Spending their first married night at Sunapee would depend on what time of day they were married. Neither her parents nor Harriet and George made it up there for the first night, but it’s fun to think about it. Sadly, they have way too much time to think about it!

She’d forgotten to tell him that while she was shopping downtown with his folks, Pop suggested she pick out a sterling pattern. She found one she liked, but won’t decide for sure until he weighs in. The name of the pattern is “Lyric,” and it’s simple but elegant. She even draws a diagram of it and asks Dart for his honest reaction to it.

Mary Koehler was Lois Cain’s roommate at Andrews last fall. She had a nervous breakdown and ever since then, Dot has been trying to keep in close touch with her, “cuz’ she’s such a swell kid and has so little social life.”  She lives only a few doors down from Dart’s parents on Superior, and she works in the meat market where his mom shops.

She begs Dart not to stop writing poetry. “I really do appreciate the finer things, even though I’m not conspicuous about it in my poetry. We can’t all be born Shakespeare, you know.”

Reading his last two paragraphs of Sunday’s letters gives her goose bumps. “Oh, what I’d give for an evening such as the one you described! There never was anything like it, and never will be. Like love, I mean. I agree with you whole-heartedly that no home should be without it. Ours surely won’t.”
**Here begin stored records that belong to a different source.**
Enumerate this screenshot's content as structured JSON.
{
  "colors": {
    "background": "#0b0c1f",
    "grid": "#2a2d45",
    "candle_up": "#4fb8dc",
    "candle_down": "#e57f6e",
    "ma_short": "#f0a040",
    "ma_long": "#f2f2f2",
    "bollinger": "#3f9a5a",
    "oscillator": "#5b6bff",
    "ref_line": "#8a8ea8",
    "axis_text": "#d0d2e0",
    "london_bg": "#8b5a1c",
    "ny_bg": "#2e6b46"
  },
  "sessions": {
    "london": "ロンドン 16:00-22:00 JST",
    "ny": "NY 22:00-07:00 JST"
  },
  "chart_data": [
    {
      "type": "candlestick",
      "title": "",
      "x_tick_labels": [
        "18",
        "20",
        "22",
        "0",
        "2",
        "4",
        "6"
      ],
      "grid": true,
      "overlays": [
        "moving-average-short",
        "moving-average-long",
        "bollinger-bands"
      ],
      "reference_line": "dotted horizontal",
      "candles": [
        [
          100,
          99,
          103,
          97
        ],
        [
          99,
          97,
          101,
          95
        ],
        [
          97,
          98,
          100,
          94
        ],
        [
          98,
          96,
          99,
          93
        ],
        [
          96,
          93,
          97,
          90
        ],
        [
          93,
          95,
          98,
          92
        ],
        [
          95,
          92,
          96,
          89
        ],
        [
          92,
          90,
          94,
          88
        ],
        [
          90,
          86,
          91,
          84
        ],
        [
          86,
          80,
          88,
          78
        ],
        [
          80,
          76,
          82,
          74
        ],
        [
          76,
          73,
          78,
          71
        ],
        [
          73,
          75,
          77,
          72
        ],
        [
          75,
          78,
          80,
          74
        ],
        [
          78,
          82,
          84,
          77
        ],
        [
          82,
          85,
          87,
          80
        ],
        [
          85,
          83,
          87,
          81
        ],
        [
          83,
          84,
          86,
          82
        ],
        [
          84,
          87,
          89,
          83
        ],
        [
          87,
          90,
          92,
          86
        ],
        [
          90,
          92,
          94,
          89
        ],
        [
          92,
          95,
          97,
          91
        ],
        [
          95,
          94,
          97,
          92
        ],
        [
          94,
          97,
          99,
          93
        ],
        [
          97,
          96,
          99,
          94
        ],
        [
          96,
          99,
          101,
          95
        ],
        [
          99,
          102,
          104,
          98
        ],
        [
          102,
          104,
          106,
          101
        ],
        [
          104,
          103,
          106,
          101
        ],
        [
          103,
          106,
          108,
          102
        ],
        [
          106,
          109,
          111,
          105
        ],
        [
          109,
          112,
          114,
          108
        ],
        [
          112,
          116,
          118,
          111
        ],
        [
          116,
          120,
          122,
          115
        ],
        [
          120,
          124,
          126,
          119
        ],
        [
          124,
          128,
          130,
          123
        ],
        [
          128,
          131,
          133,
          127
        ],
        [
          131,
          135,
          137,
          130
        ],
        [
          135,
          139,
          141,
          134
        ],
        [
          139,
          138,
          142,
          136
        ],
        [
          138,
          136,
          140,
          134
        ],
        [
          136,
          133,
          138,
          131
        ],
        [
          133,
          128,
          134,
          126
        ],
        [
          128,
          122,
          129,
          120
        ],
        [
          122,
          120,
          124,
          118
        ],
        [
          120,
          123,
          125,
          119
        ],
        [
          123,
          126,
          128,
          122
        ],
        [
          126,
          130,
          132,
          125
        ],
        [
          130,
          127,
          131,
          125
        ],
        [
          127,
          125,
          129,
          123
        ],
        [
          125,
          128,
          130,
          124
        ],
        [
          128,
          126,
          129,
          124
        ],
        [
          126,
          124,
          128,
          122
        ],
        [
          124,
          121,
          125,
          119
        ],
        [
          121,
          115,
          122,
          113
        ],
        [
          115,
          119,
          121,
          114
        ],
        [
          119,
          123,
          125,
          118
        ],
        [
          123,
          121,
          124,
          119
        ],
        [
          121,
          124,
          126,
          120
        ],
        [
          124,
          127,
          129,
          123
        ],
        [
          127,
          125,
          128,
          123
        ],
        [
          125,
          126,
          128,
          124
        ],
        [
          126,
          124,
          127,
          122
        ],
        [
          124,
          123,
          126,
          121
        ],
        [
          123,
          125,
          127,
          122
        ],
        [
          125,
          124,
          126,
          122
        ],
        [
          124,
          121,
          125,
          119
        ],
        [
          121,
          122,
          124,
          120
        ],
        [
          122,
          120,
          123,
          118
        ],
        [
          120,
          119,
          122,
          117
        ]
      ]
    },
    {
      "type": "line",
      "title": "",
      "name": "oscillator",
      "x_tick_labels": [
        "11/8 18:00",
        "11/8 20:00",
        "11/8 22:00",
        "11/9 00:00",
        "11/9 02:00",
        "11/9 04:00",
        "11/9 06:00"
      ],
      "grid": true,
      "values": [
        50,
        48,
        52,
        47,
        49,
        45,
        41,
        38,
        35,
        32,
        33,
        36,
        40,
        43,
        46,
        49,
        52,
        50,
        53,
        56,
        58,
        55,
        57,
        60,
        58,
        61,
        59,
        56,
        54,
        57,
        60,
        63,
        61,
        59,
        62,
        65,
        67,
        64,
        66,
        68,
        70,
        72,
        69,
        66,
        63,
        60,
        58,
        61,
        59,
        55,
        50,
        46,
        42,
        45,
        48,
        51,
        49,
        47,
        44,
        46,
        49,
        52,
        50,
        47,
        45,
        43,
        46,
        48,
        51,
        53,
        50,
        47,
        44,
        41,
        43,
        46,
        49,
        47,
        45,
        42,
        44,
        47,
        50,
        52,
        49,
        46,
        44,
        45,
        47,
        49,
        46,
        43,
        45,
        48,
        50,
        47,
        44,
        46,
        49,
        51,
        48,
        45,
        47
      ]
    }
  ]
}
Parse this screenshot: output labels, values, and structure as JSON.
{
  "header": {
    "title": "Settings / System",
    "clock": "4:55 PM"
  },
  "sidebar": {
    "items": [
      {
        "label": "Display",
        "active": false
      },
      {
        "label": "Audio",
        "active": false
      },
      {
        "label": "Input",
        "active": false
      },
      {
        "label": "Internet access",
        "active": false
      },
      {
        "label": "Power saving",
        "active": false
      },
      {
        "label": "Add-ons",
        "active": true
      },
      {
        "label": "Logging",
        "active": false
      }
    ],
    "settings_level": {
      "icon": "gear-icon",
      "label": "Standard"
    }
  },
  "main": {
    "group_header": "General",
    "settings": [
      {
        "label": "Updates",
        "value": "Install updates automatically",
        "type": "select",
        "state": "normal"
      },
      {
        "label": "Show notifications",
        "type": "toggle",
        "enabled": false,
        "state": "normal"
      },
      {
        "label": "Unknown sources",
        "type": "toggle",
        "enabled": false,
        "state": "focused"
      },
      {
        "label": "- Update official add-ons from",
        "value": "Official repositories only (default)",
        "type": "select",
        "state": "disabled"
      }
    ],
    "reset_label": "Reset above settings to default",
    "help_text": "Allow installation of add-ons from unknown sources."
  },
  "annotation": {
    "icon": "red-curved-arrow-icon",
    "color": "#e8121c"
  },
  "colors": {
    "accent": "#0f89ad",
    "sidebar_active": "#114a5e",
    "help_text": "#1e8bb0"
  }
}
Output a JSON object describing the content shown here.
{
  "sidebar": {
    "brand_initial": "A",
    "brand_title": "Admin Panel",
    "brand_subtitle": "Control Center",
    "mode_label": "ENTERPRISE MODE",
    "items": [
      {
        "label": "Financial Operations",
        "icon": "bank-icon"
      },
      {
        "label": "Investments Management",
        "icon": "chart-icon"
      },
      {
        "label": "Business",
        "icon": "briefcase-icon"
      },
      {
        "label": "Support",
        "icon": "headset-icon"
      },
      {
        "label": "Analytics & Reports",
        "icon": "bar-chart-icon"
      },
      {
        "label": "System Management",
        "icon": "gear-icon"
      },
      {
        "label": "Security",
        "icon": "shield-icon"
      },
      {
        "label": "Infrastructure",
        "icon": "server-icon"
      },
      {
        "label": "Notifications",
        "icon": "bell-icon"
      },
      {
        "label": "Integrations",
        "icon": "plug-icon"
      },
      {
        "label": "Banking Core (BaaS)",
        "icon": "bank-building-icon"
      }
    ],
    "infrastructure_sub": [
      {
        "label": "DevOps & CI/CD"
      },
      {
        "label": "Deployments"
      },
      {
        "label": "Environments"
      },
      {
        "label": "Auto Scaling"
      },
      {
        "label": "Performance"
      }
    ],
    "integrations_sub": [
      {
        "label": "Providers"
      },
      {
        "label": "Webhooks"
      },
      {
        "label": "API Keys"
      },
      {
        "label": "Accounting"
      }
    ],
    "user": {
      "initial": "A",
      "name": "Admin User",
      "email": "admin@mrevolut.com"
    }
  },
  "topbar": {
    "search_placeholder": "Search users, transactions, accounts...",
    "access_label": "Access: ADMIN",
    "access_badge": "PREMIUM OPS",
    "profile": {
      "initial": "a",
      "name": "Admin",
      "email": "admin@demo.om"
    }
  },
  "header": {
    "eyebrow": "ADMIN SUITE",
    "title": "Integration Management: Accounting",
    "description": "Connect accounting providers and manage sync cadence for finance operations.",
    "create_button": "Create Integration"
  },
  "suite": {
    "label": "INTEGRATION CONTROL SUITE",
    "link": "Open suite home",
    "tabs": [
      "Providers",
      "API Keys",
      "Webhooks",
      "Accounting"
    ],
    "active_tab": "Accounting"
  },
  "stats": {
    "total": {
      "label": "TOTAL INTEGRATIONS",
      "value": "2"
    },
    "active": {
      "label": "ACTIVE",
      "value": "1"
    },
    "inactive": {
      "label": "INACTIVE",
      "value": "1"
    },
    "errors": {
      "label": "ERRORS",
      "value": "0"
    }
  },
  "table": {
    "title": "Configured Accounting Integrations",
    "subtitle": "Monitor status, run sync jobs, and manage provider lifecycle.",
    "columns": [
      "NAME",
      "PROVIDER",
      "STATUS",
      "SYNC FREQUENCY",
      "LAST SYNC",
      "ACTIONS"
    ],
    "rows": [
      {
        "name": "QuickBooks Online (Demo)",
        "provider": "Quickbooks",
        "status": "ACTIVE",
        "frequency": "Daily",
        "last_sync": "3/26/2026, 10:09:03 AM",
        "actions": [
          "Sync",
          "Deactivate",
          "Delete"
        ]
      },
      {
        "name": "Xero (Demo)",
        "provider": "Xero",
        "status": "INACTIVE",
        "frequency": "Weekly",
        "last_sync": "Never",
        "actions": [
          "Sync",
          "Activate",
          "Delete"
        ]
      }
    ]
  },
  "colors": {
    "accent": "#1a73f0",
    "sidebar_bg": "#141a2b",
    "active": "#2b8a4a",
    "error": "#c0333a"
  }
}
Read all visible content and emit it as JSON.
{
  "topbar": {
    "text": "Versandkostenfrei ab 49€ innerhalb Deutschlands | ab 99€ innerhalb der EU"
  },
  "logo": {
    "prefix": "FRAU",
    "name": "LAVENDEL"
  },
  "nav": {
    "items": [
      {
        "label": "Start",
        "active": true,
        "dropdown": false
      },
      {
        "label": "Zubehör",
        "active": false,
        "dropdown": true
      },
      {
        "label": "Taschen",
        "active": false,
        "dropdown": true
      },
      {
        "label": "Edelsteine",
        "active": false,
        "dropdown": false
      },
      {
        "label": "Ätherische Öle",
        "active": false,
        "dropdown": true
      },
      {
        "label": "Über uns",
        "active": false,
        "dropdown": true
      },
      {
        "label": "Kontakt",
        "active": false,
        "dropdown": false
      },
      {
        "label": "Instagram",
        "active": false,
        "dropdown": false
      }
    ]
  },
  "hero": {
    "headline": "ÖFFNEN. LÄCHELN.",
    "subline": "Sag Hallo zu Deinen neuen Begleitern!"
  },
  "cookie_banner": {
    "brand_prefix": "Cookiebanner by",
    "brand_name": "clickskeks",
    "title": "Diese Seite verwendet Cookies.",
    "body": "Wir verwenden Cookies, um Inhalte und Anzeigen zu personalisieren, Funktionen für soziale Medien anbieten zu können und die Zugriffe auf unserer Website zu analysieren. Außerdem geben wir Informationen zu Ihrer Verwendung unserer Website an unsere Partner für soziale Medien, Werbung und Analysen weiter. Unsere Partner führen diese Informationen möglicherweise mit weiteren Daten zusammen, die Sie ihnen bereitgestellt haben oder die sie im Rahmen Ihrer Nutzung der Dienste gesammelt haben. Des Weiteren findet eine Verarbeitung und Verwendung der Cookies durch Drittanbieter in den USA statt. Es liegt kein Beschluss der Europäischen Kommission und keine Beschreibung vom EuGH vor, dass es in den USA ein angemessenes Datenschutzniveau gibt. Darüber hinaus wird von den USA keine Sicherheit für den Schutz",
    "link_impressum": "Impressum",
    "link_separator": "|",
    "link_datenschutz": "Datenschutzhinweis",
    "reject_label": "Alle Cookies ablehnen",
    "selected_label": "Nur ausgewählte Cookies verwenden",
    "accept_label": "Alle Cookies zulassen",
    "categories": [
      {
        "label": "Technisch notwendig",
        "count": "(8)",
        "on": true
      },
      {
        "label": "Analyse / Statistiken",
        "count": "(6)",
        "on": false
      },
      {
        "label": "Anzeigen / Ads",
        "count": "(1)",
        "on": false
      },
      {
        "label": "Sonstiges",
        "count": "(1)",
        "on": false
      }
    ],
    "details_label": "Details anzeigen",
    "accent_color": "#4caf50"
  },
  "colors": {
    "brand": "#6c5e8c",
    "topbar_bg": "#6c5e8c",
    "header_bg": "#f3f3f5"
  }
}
She began a third page only because she has too much love to fit on two pages. Her letters have been short and even duller than usual lately. “All work and no play makes Dottie’s letters duller than usual. It’s not that I’ve been working so hard, but I sure spend lots of time doing something besides playing! If I had spent more time studying for that physical science test last night, perhaps I wouldn’t have flunked it today. We haven’t gotten our grades back yet, but I’m as sure I flunked it as I am that God made green apples.”

“But I began this page for the sole purpose of telling you how much I love you and I’ve only told you once! But do you need to be told? When one is as poor a writer as I, actions speak ever so much better than words. Someday I’ll be able to offer sufficient proof of my love for you, but ’til then you’ll just have to take my word for it. I LOVE YOU!!”

She wishes he’d give her better ideas for Christmas. Those socks look silly in that big box she wrapped.